Another future approach to treating LADA is the use of vaccine-based therapy with Diapep277, an immunogenic peptide from the 60kDa heat shock protein. 15-17 During a phase 2 clinical trial, it has been found to preserve endogenous insulin production in patients newly diagnosed with type 1 diabetes. At this time, Diapep277 also is being explored in another phase 2 trial involving LADA patients, and a phase 3 trial is being conducted to investigate its long-term effects.

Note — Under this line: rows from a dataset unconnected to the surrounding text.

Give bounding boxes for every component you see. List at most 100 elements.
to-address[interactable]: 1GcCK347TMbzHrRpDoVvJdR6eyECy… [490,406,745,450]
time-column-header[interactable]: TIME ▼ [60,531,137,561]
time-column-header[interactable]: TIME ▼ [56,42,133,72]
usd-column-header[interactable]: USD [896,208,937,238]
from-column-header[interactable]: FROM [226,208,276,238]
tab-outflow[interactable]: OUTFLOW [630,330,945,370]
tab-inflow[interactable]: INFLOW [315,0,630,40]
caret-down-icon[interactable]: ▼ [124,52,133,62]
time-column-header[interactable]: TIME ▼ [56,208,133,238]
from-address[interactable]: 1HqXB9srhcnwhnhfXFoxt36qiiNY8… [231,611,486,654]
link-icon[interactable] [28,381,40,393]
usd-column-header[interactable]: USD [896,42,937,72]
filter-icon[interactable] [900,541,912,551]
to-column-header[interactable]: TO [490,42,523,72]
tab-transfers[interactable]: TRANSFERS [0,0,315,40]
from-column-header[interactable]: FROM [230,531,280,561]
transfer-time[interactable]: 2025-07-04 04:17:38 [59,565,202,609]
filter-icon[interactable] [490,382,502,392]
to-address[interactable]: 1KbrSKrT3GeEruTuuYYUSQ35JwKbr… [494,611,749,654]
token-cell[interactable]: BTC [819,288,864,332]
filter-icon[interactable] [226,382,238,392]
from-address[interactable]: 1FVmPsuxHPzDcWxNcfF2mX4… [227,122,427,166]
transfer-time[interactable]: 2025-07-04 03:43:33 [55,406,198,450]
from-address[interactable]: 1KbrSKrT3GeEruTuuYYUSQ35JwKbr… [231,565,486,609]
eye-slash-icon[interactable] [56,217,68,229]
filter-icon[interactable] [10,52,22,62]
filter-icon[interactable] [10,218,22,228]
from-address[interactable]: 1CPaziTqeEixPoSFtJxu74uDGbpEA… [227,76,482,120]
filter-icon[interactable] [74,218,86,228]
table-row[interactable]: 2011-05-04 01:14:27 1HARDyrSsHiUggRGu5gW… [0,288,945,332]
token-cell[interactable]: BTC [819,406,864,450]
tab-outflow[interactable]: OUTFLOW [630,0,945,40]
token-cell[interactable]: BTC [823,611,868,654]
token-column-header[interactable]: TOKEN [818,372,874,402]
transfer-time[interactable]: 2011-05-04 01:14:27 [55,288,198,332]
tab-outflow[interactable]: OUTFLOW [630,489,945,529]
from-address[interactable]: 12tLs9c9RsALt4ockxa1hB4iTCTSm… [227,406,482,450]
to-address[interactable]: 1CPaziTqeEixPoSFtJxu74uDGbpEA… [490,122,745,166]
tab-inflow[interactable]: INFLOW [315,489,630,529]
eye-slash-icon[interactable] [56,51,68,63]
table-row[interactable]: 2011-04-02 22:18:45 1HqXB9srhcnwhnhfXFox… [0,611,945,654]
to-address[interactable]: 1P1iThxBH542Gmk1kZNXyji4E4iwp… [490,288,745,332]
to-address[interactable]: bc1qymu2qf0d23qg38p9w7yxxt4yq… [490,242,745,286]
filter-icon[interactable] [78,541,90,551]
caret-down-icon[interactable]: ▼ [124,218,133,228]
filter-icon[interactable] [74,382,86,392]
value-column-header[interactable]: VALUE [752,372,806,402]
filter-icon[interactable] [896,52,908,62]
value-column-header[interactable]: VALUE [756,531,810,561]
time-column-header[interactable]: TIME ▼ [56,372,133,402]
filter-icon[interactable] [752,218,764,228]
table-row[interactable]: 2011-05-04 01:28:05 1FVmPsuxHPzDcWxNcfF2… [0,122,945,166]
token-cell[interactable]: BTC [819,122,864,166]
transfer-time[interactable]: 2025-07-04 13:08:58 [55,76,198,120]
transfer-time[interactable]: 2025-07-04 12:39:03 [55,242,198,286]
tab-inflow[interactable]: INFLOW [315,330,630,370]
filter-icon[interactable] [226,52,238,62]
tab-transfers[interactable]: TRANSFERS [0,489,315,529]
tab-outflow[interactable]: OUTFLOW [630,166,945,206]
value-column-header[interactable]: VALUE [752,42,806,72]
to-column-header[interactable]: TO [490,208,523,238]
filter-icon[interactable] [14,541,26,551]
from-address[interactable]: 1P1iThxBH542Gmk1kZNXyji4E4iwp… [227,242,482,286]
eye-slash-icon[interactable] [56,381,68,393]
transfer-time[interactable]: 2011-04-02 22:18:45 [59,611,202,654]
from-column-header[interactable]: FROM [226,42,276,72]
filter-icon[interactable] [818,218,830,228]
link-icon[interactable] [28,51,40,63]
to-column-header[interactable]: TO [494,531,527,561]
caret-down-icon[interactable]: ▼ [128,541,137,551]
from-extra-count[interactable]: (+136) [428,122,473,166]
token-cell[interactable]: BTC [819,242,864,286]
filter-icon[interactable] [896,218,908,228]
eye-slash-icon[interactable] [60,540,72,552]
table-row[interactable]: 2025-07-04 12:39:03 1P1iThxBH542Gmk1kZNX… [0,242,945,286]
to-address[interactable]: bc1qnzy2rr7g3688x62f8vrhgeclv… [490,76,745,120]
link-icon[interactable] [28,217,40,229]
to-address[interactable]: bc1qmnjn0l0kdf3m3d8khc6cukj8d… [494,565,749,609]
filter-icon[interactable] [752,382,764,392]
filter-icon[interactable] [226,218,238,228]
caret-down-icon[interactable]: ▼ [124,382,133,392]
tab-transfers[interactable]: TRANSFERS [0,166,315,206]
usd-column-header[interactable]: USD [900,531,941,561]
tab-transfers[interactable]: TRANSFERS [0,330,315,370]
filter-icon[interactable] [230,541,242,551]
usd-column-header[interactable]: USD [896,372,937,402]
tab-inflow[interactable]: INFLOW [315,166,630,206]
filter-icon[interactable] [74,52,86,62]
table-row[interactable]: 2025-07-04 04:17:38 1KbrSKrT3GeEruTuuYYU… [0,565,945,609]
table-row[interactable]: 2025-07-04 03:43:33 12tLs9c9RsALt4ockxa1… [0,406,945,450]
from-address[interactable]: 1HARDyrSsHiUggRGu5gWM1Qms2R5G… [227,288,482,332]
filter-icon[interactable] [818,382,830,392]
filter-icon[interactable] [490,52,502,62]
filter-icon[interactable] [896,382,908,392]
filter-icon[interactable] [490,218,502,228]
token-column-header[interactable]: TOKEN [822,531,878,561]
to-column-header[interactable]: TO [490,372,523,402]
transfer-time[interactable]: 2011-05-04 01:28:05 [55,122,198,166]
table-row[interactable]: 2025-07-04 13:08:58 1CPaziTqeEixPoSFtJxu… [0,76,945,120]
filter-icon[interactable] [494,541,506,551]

Numerous studies are ongoing to explore the distinguishable factors contributing to LADA and focus on potential treatments that can arrest b-cell destruction. Currently, many questions regarding the pathogenesis of and the best treatment for LADA remain unanswered. Nonetheless, it is crucial to accurately diagnose LADA as significant differences in its pathogenesis and treatment approach emerge.